109 Note by Loomes 
[CANBERRA], 6 June 1947
TRADE AND EMPLOYMENT CONFERENCE
There are apparently proposals for the conclusion at this Conference of three agreements:-
(1) The Charter of the I.T.O., based on the proposals of Preparatory Committees, as amended by the Drafting Committee which met in New York in March, 1947.  (2) A General Agreement on Tariffs and Trade, also based on proposals of the Preparatory Committee, and as also amended by the Drafting Committee.
(3) A protocol which would provide that Governments signatory thereto would, pending acceptance of the Charter in accordance with their Constitutional procedures, make effective to the fullest extent of their authority all the principles and provisions of certain specified chapters of the Charter.
2. The reason given for the protocol appears to be that the United States would require Congressional approval to the Charter, but would not require such approval to the protocol.

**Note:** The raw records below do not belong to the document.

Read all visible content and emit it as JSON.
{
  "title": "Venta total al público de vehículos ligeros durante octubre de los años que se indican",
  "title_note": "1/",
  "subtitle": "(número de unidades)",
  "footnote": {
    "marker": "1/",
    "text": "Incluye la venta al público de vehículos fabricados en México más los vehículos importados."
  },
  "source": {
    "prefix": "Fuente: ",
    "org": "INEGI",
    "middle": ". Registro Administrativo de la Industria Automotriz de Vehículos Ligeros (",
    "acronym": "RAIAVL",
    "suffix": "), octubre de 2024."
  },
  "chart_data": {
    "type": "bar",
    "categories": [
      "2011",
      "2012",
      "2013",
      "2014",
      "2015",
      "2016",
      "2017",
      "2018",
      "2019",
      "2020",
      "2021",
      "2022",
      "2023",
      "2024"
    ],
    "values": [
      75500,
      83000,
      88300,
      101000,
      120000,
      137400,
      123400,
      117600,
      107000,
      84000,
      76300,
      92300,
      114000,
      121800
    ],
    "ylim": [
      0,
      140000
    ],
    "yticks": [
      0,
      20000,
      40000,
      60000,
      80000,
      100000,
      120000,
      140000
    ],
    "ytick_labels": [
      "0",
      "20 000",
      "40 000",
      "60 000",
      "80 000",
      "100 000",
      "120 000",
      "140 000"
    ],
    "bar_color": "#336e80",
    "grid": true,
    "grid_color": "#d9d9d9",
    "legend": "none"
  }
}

The protocol therefore is put forward as a means of giving immediate implementation of the General Agreement on Tariffs and Trade which requires the application of certain specified chapters of the Charter to give it adequate effect.
3. The protocol is intended apparently to give the United States executive power to implement the Charter as far as lies within its 'authority', without obtaining congressional authority, which would, of course, be obtained for the purpose of the acceptance of the Charter as a whole. The protocol, therefore, is an interim measure to bind the executive of the United States. It may be, of course, that the United States Congress may refuse to approve of the Charter, in which case the United States executive would, apparently, no longer be in a position to give effect to any of the provisions of the Charter, since the protocol is to operate 'pending acceptance'.
4. The position in Australia is not quite the same. There is no specific obligation upon the Commonwealth Government to obtain the approval of Parliament, but, in practice, this would be usual in a matter of this importance. Where, of course, the amendment to laws would be required to give effect to the Charter, legislative action would be essential. The power of the Commonwealth to pass such laws appears to be adequate-either under placitum (i) (trade and commerce with other countries) or placitum (xxix) (external affairs) or a combination of the two. 
5. The effect of the protocol in Australia would be to obligate the executive to give effect to such of the specific provisions of the Charter as it could, either under existing laws or under its purely executive power; this obligation being limited, of course, by the words 'pending acceptance'.
6. No legal objection can be seen to Australia's signing the protocol without reservation. It would not commit the Australian Government to seek any legislative changes in advance of formal acceptance.
7. if, as I understand the case, it is essential to Australia that the Charter should be accepted by the United States, it is necessary to ensure that by acceptance of the protocol we do not put ourselves in a position where we are bound to accept the Charter whereas the United States are not so bound. The words which are important in determining this question are 'pending acceptance of the Charter in accordance with their constitutional procedures'. This wording is not entirely clear. If it means that the protocol will apply to obligate States to give effect to the Charter 'to the fullest extent of their authority' until it accepts the Charter formally, what is to be the position if the competent authority (Congress in the case of the United States) refuses to accept? Does this refusal bring to an end the obligations assumed by the protocol, or does the protocol continue to operate (in its vague way) indefinitely? These questions are difficult to answer, and it would seem desirable to make the meaning clear. It would be desirable to put the matter free from doubt, perhaps by adding after 'procedures' the words 'or until the refusal of the competent authority to accept the Charter'.
8. This would also be desirable for Australia's point of view. It would ensure that, if the United States Congress refused to accept, Australia could also refuse to accept the Charter, and the interim provisions of the protocol would immediately cease to have any effect.
9. The General Agreement on Tariffs and Trade should perhaps be signed by Australia 'subject to acceptance' and we would then be in no worse position than the United States, and we could perhaps defer our acceptance until the United States had notified acceptance.
10. The second question of the entry into force of the general agreement appears to be a practical difficulty, and one which can only be considered at the time when the agreement is concluded.
11. The following comments are given on the 'quasi-legal' matters mentioned in paragraph 5:
(a) this article  is limited to cases where the United Nations is designated as administering authority of a trust territory.
There are a number of matters concerning trade which are important for the advancement of the trust territory, and there is nothing in the Charter which would prevent the United Nations in its capacity as an administering authority from becoming a member of the Organisation.
(b) The fact that the Commonwealth Parliament has power to legislate under the trade and commerce power and the external affairs power seems to be adequate to ensure that the provisions of Commonwealth legislation giving effect to the international agreements will be binding throughout the Commonwealth, whether or not the States are to any extent within the exception of Art 88 (4) , and the power to legislate in respect of the external territories of the Commonwealth is also free from doubt.
12. Article 88(4)as drafted is in accordance with Australian policy expressed in the World Health Conference.